Nous nous sommes jusqu’ici prêté, aussi complaisamment que nous l’avons pu, à cet art savant, ingénieux, fertile en ressources, à cette pensée subtile, et un peu fuyante, qui charme et déconcerte tout ensemble. Le moment est venu d’immobiliser en quelque sorte notre modèle, de tâcher de préciser et de fixer les traits qui composeront son image dans la mémoire de ses futurs lecteurs. Son œuvre n’est assurément point achevée : telle qu’elle est pourtant, elle est très suffisamment complète, et il n’est guère probable qu’elle nous réserve à l’avenir beaucoup d’imprévu.

Un artiste : c’est, je crois, le premier mot qui vient à l’esprit ou sous la plume, quand, après avoir lu les trente et quelques volumes de M. France, on essaie de traduire l’impression qu’il nous laisse. Un artiste qui n’est point complet, auquel il manque, dans tous les genres où il s’est exercé, la grande originalité créatrice, la puissance de composition et le don de sympathie, mais un artiste qui rachète, en partie, par l’habile exécution du détail, par la grâce élégante et industrieuse de la forme, quelques-unes de ses imperfections ou de ses lacunes.
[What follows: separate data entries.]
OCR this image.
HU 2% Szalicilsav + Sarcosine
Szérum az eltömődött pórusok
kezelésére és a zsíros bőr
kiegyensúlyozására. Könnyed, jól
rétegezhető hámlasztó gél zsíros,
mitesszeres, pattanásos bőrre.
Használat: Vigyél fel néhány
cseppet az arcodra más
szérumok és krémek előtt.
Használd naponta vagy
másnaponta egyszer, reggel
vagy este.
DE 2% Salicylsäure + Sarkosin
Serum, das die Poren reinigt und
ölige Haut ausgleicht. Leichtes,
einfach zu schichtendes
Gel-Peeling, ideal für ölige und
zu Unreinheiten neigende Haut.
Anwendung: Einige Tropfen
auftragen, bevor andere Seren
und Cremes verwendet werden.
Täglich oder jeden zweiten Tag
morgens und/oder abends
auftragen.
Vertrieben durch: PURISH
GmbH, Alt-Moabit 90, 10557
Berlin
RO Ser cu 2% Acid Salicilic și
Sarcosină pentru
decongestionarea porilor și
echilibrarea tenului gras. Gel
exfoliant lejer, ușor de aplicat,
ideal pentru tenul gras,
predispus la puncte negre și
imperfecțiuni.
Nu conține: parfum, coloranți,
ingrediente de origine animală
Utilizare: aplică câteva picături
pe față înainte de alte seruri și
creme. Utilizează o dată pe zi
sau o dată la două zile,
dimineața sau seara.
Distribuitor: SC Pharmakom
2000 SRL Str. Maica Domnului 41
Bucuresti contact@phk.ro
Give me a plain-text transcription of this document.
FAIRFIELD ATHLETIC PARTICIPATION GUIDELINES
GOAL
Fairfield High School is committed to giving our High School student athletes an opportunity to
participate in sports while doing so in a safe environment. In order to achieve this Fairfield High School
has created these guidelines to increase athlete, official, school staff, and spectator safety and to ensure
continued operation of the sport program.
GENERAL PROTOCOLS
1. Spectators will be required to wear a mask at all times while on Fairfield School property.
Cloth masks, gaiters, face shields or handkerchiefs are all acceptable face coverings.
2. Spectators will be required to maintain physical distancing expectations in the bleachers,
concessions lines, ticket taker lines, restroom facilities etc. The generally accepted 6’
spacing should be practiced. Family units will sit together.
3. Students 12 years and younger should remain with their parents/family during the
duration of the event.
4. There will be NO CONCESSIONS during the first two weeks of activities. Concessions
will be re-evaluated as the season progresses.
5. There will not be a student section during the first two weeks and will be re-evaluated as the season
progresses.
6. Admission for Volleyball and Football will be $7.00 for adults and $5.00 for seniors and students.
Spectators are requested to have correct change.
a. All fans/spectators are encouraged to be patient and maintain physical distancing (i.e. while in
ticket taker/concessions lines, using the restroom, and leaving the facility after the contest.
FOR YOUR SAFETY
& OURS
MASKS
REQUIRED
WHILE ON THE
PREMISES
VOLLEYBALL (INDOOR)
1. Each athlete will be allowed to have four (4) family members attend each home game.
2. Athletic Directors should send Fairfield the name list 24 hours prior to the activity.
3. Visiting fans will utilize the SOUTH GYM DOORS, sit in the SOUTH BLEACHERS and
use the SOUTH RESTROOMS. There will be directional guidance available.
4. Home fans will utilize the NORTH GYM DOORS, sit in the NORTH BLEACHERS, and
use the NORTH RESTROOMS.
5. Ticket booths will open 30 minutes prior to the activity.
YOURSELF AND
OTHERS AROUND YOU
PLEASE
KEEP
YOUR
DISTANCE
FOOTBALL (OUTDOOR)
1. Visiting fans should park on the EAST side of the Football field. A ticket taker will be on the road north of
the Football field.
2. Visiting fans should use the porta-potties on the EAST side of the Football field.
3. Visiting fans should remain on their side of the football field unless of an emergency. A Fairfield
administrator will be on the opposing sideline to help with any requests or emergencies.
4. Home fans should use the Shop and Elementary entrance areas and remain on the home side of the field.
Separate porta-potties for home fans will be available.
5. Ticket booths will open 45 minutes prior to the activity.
On a tout dit sur la langue et le style de M. Anatole France, et nous-même, nous avons cité de lui des pages auxquelles nous n’avons pas marchandé notre admiration. Mais à cet égard, n’est-on point parfois allé un peu bien loin dans l’éloge, et même dans l’hyperbole ? A en croire quelques-uns de ses panégyristes, — les Léon Blum, les Fernand Gregh, — c’est aux plus grands maîtres de la langue qu’il faudrait comparer, et peut-être préférer, l’auteur de Crainquebille, et les noms de Racine, de Fénelon, de Voltaire, de Renan, sont par eux bien aisément prononcés. « Le premier écrivain de son temps[43], » dit l’un. Et l’autre : « Ce sera un grand classique. On n’a jamais mieux écrit en français, ni au XVIIe , ni au XVIIIe siècle. C’est la perfection. Renan même écrivait moins bien[44]... » N’exagérons rien. On trouve chez M. France des « dans le fait, » des » dans un but, » des « par contre, » des « voire même » qui feraient froncer le sourcil à plus d’un puriste. Il emploie presque toujours le mot « sensualisme » pour le mot « sensualité[45], » et je sais de petites incorrections jusque dans le Crime de Sylvestre Bonnard. D’autre part, son style a infiniment de grâce, c’est entendu ; mais n’est-il pas un peu monotone ? Les effets, trop calculés, manquent trop souvent d’imprévu ; les mêmes coupes de phrases se répètent avec une insistance quelque peu fatigante, et le rythme, le balancement de la période a l’air d’obéir à des lois fixes, presque à un mot d’ordre. Bref, il y a du procédé et un peu d’artifice dans ce style ; et il suffit de le comparer à celui des « grands classiques » pour voir ou pour sentir ce qui lui manque de spontanéité, de liberté, de vigueur nerveuse. Sainte-Beuve par le quelque part, à propos de Balzac, de « ce style si souvent chatouilleux et dissolvant, énervé, rosé, et veiné de toutes les teintes, ce style d’une corruption délicieuse, tout asiatique comme disaient nos maîtres, plus brisé par places et plus amolli que celui d’un mime antique[46]. » Est-ce que quelques-uns de ces traits ne s’appliqueraient pas assez bien à l’auteur de Thaïs ? « La langue de celui-ci, a dit Angellier, pour exquise qu’elle soit, sent le renfermé ; elle a une odeur de cabinet de travail ou de salon, un parfum d’autrefois, de fleur desséchée ; elle est dépaysée au grand air. Même ses paysages sont vus à travers des vitres ; ils ont quelquefois la couleur, ils n’ont jamais la brise[47]. »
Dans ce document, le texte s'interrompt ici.